I have voicemails I’ve saved for years on my phone. I have a few I loved so much I uploaded to SoundCloud so there’s no chance I’ll delete them. One time, my roommate called me pretending to be my dog. Saved it. I have a college friend who teaches shop in mid-Missouri who will call me and tell me stories about the weird things his students say and do. Save lots of those. There’s also the occasional drunk dial. I love a good drunk dial. If you’re not the one doing the dialling, and if it’s not a message from an ex you’d rather not hear from (hats off to iOS 8 number-blocking), a drunk voicemail is a beautiful thing. People are great. People are funny. They’re even more of both when they have hammered. Two minutes’ worth of word vomit someone left on your phone under the influence is a funny thing to wake up to. It’s ok to laugh at someone else’s shame every once in a while.
Here’s another universal truth: Sometimes, it’s just good to hear someone’s voice.

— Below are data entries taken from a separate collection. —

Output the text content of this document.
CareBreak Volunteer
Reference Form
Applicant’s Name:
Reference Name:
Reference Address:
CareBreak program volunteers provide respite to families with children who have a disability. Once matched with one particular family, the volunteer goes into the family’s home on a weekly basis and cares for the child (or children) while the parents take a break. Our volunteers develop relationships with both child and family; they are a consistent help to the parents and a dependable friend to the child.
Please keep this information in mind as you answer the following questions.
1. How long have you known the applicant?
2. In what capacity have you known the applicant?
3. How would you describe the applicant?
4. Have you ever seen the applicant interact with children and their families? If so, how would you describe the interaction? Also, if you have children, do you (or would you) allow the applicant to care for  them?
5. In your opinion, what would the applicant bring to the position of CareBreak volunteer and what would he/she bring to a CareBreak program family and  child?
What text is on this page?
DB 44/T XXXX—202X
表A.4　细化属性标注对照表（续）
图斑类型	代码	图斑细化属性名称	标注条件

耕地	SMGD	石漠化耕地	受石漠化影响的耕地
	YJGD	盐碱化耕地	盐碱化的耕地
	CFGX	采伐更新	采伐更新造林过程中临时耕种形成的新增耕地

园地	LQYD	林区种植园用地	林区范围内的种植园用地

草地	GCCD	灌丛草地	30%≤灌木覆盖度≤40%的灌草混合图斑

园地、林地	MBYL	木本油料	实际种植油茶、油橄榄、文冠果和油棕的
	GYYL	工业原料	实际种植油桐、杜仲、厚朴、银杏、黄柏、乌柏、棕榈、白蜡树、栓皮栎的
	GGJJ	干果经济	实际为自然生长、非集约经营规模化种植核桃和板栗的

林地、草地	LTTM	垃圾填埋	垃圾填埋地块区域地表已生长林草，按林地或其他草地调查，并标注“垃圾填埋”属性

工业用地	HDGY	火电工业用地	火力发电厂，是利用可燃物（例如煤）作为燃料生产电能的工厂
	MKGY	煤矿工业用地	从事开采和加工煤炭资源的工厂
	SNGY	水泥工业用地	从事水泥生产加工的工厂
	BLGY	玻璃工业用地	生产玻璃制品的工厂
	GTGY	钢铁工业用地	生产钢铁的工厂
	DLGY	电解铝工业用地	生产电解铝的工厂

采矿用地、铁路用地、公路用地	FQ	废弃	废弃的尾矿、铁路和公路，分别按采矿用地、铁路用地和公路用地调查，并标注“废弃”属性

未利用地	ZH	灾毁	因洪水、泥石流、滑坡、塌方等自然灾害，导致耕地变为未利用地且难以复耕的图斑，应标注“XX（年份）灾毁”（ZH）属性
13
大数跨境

Email is great, texting is fine, but it takes effort to pick up the phone. Typing and talking have an inverse relationship: as it’s gotten easier to write your feelings, it’s gotten more difficult to speak them. Even if your feelings are just “I was calling to say hello.” That means something.
There’s also tradition. Not to be sappy, but I can’t think about voicemails without bringing the whole thing back to my dad once more. The dude had a goddamn calendar full of people he would call on their birthdays. From what I’ve learned in the past couple of months, it numbered in the hundreds. If he knew your birthday, he would call you on it and sing happy birthday. He had what I would call a church choir voice. Which is to say, not great, but he would belt it out nonetheless. If you picked up, he’d sing your ear off. If you screened, he’d sing it to your voicemail.
In the past three months, I’ve had untold numbers of people approach me and tell me they had messages from my dad on their phones singing them happy birthday. Happy birthday to Mark! Happy birthday to Suzanne! Happy birthday to Margaret! Happy birthday to family and friends and to people I don’t know from Adam! Shoot, I’d think every time, why didn’t I listen to my voicemails more? Until one day, I poked around in my deleted folder and found my happy birthday message from last year, saved. There it was! I hadn’t meant to save it, but there it was.
As hard as it is to admit, my mum is right. Voicemail is a good thing. You may not know it now. You may think I’m flat wrong. I get it; voicemail can be annoying. Unnecessary, sometimes. Believe me, I’ve made all those arguments too. But I also know that you would miss voicemail if it were gone.